All individuals covered by the Policy have rights surrounding how beaton collects, uses or otherwise processes personal information. These are:
The right to transparent explanation of how personal information is used and your rights
i.e. the Policy
The right to access the information beaton holds about you
The right to correct any inaccurate personal information we may hold about you
The right to object to us using your data for profiling you or making automated decisions about you
We do not use your data for profiling or automated decision-making
The right to object to us using your data
i.e. by unsubscribing from our email invitations to surveys
The right to data erasure ('be forgotten')
This applies to contact details only, as it is not practicable to remove survey data once it has been used to calculate averages and other statistical summary metrics and used in reports to our clients
Note that total erasure also means being removed from our 'do not email' lists. This means that if your contact details are provided again in future, we will not know that you do not wish to be contacted for surveys
The right to lodge a complaint
Please contact us first, using the below details, so we have the opportunity to address your concerns.
If you would like to exercise any of the above rights, have any questions about the Policy or believe that we have at any time failed to handle your personal information in the manner required by the Privacy Act, the APPs or GDPR, please contact us immediately using the following contact details:
Suite 9.12, Level 9, 9 Yarra St South Yarra VIC 3141
+61 3 8373 2600
We will respond within one month (or let you know within one month if we need an extension of up to two months to process a complex request) and, where applicable, advise you whether we agree with your complaint or not. If we do not agree, we will provide reasons. If we do agree, we will advise what (if any) action we consider it appropriate to take in response. If you are still not satisfied after having contacted us and given us a reasonable time to respond, then we suggest that you exercise your right to contact the Office of the Australian Information Commissioner by:
Phone: 1300 363 992
If calling from overseas (including Norfolk Island): +61 2 9284 9749
TTY: 1800 620 241 (hearing impaired only)

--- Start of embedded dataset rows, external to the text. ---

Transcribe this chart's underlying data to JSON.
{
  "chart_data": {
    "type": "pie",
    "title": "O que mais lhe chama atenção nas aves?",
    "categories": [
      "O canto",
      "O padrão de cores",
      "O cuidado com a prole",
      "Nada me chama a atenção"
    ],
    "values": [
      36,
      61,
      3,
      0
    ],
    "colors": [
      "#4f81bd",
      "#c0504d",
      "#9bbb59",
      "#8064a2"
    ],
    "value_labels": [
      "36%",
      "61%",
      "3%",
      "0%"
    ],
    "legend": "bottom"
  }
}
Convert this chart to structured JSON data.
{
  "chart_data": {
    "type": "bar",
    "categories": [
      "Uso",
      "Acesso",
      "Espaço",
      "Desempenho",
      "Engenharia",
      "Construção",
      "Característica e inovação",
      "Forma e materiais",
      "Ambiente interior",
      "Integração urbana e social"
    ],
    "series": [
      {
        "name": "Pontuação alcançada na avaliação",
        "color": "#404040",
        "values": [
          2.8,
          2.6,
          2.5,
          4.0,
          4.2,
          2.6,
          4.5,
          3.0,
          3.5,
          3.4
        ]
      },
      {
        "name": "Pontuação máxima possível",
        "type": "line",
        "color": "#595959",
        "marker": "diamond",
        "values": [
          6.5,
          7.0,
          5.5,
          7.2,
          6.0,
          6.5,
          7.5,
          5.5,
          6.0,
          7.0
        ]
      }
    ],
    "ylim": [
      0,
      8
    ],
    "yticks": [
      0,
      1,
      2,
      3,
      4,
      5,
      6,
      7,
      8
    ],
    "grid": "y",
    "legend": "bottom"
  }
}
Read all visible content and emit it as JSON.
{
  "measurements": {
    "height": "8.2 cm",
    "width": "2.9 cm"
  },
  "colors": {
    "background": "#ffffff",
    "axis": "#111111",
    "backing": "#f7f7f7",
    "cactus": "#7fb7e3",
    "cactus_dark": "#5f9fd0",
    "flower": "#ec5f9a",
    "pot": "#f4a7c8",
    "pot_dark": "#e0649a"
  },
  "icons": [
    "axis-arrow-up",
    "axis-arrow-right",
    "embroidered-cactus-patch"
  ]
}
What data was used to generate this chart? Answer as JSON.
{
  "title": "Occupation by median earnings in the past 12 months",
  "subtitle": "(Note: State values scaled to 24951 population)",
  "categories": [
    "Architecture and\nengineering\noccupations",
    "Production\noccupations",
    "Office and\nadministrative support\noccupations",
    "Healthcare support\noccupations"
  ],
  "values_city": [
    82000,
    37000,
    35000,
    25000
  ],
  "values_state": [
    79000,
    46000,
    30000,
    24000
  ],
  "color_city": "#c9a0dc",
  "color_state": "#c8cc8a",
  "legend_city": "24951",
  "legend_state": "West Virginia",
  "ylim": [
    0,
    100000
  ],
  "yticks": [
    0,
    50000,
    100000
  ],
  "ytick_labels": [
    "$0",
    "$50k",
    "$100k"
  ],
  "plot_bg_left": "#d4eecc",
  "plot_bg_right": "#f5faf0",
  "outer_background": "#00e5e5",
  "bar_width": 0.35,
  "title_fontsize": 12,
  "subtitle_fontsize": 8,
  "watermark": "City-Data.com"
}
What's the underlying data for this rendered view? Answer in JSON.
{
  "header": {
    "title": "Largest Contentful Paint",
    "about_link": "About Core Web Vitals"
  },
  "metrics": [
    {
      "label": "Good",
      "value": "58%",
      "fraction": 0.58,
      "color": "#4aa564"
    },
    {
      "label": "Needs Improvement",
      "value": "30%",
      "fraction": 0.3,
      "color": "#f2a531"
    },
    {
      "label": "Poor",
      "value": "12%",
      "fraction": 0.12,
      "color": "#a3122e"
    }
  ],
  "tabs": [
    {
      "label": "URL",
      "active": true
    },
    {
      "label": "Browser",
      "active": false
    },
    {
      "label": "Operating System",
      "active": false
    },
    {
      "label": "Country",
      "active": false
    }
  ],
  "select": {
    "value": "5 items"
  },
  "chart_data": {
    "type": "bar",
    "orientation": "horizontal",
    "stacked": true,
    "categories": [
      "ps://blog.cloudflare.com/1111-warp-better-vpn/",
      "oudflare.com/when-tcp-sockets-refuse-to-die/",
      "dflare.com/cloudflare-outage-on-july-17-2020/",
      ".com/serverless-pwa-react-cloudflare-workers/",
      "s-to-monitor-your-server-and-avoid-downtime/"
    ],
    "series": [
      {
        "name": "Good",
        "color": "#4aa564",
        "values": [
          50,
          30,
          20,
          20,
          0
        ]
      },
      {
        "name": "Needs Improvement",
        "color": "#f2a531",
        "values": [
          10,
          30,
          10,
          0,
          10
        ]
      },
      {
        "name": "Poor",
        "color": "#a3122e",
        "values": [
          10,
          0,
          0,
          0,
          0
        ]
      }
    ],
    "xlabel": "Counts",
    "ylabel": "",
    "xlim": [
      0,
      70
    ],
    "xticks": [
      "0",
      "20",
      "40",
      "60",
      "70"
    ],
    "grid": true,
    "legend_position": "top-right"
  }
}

TIS (Translating and Interpreting Service): 131 450
Post: GPO Box 2999 Canberra ACT 2601 Australia
Fax: +61 2 9284 9666
In the Policy, ‘personal information’ has the same meaning as under the Privacy Act.
The Policy is effective from 25 May 2018. We may change the Policy from time to time; the APPs recommend regular review of privacy policies to make them ‘living documents’. Although we intend to observe the Policy at all times, it is not legally binding on beaton in any way. From time to time, we may regard it as necessary or desirable to act outside the Policy. beaton may do so, subject only to any other applicable contractual rights you have and any statutory rights you have under the Privacy Act or other applicable legislation.